What deductions can I take as an owner of rental property in Spain?
March 21, 2023

Non-resident property owners who earn rental income from their property in Spain must file a tax return in Spain, regardless of how that income is taxed in their home country. The Spanish Tax Agency (Agencia Tributaria) requires the submission of Form 210, the tax return for non-residents’ income tax.
Until 2023, rental income had to be declared quarterly, with deadlines on 20 April, 20 July, 20 October, and 20 January (of the following year), each covering the previous quarter.
However, starting from the 2024 tax year, the declaration of rental income will shift to an annual basis, with a single filing period between 1 and 20 January of the following year.
Who can deduct expenses?
Through Form 210, non-residents report both their rental income and eligible expenses. But not everyone can deduct costs.
Only tax residents of EU countries, Iceland, Norway, and Liechtenstein are entitled to offset expenses against their rental income.

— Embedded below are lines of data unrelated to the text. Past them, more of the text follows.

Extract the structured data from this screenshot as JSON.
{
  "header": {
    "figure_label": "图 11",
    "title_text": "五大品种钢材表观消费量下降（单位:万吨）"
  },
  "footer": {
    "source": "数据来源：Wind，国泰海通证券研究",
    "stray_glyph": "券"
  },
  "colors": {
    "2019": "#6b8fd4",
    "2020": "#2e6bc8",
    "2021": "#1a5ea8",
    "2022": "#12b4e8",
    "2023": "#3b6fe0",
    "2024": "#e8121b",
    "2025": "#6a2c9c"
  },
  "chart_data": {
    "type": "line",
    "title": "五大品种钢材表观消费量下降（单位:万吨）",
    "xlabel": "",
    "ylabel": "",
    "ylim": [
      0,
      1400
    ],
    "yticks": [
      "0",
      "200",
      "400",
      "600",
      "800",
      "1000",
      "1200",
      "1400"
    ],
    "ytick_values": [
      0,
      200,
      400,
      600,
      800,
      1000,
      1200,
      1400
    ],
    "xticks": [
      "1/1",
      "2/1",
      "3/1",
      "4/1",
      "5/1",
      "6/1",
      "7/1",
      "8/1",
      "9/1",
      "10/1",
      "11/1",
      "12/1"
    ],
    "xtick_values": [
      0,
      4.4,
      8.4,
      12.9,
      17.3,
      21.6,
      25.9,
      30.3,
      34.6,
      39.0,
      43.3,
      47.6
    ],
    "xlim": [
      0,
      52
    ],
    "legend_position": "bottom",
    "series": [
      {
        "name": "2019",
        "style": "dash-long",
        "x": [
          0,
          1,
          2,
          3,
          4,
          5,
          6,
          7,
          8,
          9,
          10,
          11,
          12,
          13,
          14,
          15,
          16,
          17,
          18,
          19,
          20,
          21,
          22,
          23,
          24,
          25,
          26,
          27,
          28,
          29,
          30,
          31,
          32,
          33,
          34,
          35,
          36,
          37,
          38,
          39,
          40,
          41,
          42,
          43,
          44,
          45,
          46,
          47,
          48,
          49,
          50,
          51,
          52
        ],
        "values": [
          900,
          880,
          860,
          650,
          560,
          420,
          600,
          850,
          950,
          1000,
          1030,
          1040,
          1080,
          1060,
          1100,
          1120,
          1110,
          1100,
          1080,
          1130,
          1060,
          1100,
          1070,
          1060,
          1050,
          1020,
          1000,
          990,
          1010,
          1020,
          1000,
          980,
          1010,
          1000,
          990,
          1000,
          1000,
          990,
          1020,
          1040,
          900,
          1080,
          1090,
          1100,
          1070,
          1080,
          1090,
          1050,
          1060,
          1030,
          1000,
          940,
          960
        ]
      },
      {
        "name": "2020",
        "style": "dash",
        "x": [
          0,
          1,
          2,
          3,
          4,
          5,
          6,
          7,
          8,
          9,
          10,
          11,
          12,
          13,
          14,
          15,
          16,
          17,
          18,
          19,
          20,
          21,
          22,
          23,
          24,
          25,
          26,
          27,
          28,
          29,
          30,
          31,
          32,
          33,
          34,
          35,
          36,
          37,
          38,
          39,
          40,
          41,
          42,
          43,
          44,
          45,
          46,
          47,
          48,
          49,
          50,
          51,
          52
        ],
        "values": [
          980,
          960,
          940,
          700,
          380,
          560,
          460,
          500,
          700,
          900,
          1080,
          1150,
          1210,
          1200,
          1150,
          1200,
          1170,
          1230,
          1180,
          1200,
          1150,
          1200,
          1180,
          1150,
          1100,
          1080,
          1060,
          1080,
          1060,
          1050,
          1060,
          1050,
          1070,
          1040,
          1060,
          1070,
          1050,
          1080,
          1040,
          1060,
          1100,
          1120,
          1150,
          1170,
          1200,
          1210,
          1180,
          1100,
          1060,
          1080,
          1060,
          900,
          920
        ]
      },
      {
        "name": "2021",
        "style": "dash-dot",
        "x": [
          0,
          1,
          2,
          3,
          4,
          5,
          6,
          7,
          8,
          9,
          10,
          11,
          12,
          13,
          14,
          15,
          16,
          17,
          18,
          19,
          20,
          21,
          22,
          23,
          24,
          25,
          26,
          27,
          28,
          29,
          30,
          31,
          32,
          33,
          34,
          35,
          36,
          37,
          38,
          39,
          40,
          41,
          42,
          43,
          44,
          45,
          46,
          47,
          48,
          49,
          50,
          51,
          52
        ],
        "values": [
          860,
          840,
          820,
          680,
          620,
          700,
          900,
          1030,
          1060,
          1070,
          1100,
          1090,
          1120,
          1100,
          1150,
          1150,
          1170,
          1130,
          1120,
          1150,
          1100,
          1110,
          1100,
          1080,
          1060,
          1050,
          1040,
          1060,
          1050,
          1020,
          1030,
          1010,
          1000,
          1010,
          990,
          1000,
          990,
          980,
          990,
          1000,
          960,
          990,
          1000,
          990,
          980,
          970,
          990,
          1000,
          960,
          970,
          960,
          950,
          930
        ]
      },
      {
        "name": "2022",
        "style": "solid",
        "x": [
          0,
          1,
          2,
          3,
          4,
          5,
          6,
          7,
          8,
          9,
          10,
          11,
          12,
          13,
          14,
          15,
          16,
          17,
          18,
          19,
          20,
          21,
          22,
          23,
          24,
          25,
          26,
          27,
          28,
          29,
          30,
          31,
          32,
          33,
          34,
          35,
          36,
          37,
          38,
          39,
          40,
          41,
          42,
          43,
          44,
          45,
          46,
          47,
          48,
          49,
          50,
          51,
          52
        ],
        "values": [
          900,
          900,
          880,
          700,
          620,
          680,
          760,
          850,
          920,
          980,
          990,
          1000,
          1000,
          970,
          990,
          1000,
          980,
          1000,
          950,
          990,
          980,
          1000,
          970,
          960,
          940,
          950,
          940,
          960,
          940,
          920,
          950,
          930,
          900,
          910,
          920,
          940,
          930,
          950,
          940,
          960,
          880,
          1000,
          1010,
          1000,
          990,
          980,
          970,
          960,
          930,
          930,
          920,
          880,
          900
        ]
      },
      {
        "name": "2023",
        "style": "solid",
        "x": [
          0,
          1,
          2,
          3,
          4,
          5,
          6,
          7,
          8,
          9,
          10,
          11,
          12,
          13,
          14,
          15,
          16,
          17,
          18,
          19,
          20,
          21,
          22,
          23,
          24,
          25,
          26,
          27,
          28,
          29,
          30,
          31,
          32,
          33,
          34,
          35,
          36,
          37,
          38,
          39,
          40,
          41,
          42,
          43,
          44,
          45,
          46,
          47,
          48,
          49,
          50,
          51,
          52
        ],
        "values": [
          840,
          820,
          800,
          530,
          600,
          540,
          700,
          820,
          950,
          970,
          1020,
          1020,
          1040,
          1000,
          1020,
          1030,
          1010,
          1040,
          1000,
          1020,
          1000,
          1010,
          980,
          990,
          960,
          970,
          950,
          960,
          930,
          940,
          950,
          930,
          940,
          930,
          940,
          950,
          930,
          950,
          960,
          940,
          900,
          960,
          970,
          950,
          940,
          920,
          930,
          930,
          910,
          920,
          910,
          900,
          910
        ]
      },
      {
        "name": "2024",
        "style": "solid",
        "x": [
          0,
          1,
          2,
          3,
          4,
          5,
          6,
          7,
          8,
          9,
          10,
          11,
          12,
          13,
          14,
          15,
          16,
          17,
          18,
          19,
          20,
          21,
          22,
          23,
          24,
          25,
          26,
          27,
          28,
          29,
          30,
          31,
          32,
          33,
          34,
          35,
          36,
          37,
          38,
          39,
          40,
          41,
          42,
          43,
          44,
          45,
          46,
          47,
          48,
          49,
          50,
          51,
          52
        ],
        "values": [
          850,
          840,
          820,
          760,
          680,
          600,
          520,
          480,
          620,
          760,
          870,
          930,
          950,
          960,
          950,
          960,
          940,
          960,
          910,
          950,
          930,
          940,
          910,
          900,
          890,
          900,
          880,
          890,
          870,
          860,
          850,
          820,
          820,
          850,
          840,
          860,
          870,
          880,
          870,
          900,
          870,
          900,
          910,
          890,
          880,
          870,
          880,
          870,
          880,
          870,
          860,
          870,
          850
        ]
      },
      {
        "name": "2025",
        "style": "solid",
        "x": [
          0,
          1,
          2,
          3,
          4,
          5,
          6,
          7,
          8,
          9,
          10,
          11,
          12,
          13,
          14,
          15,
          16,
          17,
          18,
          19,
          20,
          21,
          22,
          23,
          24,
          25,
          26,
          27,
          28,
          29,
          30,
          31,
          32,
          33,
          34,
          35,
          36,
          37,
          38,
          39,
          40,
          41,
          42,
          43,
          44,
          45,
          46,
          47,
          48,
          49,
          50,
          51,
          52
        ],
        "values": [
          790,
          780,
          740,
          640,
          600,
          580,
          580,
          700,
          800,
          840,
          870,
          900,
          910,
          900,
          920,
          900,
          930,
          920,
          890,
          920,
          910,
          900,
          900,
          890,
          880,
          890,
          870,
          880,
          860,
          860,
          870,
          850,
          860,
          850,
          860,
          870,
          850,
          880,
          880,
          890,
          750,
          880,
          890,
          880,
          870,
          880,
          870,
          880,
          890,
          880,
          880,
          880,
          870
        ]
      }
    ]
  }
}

Non-residents from other countries (such as the UK, the U.S., or Switzerland) must declare their gross rental income and are not allowed to deduct expenses.
That said, this distinction may soon change. A recent ruling by the Spanish National Court has challenged the unequal treatment between EU and non-EU property owners, opening the door for potential future alignment of tax rights. While no official change has yet been implemented, the decision represents an important legal development to watch.
Deductible expenses for eligible taxpayers
If you qualify to deduct costs (EU, Iceland, Norway, or Liechtenstein), the following eight categories of expenses can be claimed:
- Property-related expenses: local property taxes (IBI or rubbish collection fee), community fees, or house insurance premiums.
- Utility bills: Expenses related to water, gas, electricity, and other utilities can also be deducted from rental income if the property owner bears them.
- Maintenance costs: Costs incurred to maintain the property, including repairs and cleaning, can also be deducted. In this regard, it has to be noted that the purchase of furniture can only be deducted via depreciation at the rate of 10% per annum (2.5% per quarter).
- Mortgage interest: Non-residents who have a mortgage on the Spanish property are allowed to deduct the interest paid on their mortgage from their rental income.
- Property management fees: If a non-resident hires a property management company to manage the property, the fees paid to the company can be deducted.
- Advertising and marketing expenses: Costs incurred to advertise and market the property to potential tenants can also be deducted.
- Legal and accounting fees: Fees paid to legal and accounting professionals to assist with the rental of the property can be deducted.
- Depreciation: Non-residents are allowed to deduct the depreciation of the property over time. The depreciation cost for rental property is calculated as 3% of the greater of the purchase price or the cadastral value of the property. In both cases excluding the plot value.
Proportional deductions and record keeping
Many expenses can only be deducted proportionally based on the number of days the property was rented out.
For example, if your property was rented for 120 days in the year, you can only claim 120/365 of the annual property tax, community fees, utilities, or depreciation costs.
Keeping accurate records of your rental income, expenses, and rental periods is essential to ensure the correct calculation of deductible expenses.